The BYU Department of Mathematics has a new mathematics professor, and he is no stranger to teaching exceptional individuals like BYU students.
Dr. Mark Allen, who started teaching at BYU this fall, said that while he was a post-doc teaching at the University of Texas, a large group of students came to him and asked about their grade.
“I had ten people—ten people!—come to my office after the second exam, all discouraged, all with the same problem, all wondering what they should do,” said Allen.
Allen said that, like BYU students, most of his students had been top in their class in high school, and all of them struggled with the newfound rigor of college courses. He helped them understand that students need to measure their success by their personal performance, not by comparison to others.
“That’s something I try to help them understand: You need to adjust how you see success based on your own improvement,” he said. “Let your motivation be understanding the material, and if you understand the material, and you don’t get the highest grade, that’s ok. You still learned what you needed to.”
Allen sympathized with students who struggle with complicated mathematical equations. As a graduate student at Purdue University, he remembered how difficult classes had been. Now, Allen has seen the other end of those complicated equations.
“Now that I look back, I realize (the equations) were actually quite simple,” Allen said.
The quote by Ralph Waldo Emerson “That which we persist in doing becomes easier to do, not that the nature of the thing has changed but that our power to do has increased,” is a guiding principle for Allen and those in his classroom. Allen’s strategy for teaching is to start simple.
“If you can’t do the difficult problem, try the simple problem,” he said.
Allen said he wants to teach students why something is true, not just present a proof of its veracity.
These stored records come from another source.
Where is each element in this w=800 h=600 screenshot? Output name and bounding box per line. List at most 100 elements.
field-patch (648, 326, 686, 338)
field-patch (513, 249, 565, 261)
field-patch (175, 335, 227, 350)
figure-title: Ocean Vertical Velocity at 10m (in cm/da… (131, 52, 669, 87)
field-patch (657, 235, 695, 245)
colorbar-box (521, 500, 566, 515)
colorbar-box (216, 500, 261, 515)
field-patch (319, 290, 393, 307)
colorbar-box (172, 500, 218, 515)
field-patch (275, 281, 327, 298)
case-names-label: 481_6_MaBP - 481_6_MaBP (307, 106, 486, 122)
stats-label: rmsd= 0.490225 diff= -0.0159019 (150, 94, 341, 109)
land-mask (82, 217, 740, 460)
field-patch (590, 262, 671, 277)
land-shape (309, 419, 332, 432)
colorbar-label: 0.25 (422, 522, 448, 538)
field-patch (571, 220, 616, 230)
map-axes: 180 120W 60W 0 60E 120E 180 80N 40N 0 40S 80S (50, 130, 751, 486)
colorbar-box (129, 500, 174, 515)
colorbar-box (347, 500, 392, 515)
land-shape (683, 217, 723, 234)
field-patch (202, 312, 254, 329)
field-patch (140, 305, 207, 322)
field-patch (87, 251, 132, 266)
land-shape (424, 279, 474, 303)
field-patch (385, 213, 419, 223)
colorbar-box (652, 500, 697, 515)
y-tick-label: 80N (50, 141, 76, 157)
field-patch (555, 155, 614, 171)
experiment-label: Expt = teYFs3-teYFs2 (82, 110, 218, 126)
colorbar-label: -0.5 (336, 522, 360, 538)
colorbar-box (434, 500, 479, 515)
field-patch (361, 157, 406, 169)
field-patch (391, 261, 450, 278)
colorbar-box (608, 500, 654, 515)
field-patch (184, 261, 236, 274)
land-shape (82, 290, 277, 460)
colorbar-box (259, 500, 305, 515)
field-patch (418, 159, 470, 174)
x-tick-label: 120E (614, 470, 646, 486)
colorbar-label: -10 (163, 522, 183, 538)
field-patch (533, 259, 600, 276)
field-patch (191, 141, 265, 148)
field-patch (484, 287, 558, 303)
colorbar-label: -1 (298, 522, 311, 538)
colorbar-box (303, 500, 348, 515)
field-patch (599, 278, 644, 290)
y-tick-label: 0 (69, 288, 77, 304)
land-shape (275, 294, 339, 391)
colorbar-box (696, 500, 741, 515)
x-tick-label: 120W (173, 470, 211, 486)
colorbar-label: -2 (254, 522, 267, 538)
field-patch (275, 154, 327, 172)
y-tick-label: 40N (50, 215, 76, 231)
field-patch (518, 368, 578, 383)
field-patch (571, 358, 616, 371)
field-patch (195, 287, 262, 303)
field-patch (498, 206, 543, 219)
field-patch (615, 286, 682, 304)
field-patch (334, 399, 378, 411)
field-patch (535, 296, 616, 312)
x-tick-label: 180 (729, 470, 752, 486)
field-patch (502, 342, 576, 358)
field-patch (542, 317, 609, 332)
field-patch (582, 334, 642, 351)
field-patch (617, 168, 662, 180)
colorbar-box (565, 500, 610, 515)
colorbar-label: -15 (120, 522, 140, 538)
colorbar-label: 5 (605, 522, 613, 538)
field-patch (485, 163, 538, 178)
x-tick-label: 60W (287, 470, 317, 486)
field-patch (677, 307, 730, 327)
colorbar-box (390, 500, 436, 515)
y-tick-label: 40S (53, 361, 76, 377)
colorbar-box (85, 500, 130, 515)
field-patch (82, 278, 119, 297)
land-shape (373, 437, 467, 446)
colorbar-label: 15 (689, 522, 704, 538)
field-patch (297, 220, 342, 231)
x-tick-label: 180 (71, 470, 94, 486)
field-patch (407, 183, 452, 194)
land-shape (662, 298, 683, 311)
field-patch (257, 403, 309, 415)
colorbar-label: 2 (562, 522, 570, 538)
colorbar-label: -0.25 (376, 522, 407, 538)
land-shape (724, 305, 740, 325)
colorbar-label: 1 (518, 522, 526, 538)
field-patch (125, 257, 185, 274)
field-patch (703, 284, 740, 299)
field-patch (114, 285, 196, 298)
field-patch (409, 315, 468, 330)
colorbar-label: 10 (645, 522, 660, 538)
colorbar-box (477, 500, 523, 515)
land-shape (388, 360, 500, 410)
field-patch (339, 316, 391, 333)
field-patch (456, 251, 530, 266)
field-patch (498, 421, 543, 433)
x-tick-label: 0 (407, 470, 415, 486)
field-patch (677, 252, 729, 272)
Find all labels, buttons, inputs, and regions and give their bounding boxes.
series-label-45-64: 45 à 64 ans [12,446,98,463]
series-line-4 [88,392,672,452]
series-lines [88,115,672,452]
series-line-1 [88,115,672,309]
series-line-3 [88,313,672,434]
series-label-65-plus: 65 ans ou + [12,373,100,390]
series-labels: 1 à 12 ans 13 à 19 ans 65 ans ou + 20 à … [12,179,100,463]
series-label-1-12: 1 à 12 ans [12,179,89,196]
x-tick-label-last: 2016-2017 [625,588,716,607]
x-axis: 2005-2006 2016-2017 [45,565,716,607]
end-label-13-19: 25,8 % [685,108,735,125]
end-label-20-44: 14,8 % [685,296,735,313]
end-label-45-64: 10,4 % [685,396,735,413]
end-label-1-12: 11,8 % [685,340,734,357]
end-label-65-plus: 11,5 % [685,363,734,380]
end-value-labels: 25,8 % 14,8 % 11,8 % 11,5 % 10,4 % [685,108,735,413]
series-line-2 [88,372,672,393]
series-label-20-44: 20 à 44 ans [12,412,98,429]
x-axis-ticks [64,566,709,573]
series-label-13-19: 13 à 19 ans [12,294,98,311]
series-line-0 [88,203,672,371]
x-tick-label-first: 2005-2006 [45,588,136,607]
When trying to understand a challenging new math concept, it helps to start with simple cases of the concept.
Of course, Allen’s own research is far from simple.
“I study non-local equations, which take into account actions far away. Often in real-world problems, those sorts of interactions can’t be ignored,” he said.
Allen’s research focuses on small influences from entities such as gravity. This, in itself, is applicable to life when examining the influences people have on others.
For example, Allen’s graduate advisor influenced Allen by encouraging him to solve difficult problems, even if it meant repeated attempts.
“In life, one idea is to keep trying, know when to take breaks, but keep trying for solutions. Take different approaches,” Allen said.
Allen hopes to take this same approach when mentoring students: keep trying, know when to take breaks, but keep helping students in their academic endeavors.